A policy is the mapping of which XCCDF profile to run on which host(groups) at what time.

Creating a Policy

To create a policy, go to Hosts -> Policies and choose “New Compliance Policy” and follow the wizard’s steps:

  • Name your policy
  • Choose which SCAP content & SCAP profile to apply
  • Choose schedule when to run this policy
  • Select to which locations / orgaginations this policy belongs to, if enabled
  • Choose to which hostgroup you wish apply this policy

In the final part, the policy will be applied to each host which belongs to the selected hostgroup.
Another method to assign a policy to a host is via the hosts index “select action” button:

Assign Hosts

** In the background, foreman_scap_client is configuring which Proxy will serve openscap and which policies to apply to the client hosts. When ‘puppet agent’ will run on the client it will install “foreman_scap_client” and configure the policies and the proxy to upload the scan reports. The puppet module will also set a cron line to run the policy on its selected schedule.
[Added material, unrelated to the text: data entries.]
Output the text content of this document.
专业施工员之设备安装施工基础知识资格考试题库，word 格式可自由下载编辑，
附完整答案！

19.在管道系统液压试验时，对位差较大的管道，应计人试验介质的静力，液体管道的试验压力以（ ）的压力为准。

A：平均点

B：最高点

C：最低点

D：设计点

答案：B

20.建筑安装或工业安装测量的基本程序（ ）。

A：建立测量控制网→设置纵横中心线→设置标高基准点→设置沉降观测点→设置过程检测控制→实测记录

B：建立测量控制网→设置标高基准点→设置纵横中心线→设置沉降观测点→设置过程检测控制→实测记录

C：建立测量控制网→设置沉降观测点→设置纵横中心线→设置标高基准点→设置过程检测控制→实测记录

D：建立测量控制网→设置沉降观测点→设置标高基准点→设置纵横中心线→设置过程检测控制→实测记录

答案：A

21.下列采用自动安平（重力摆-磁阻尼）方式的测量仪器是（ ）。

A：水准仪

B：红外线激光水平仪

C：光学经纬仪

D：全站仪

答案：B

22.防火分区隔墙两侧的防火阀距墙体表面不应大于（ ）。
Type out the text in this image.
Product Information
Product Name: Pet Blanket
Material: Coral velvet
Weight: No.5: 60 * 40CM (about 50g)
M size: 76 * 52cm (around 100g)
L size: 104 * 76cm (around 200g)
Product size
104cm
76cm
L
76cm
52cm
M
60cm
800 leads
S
And finally, reports from our hosts are starting to get in….

ARF reports

as soon as the client is running it generates reports which are uploaded back to Foreman (via the Smart Proxy).

To access reports: Hosts -> Reports

ARF reports index

The reports index shows a brief status of how many tests have passed / failed on that report.
To view the detailed report, click on “View Report”

ARF report
In the detailed report, you could find which tests have passed, and more important which tests have failed and do not comply with the security standard. On each failed test you could also find a remediation procedure which will help you eliminate the failing test (and make your host more secure!)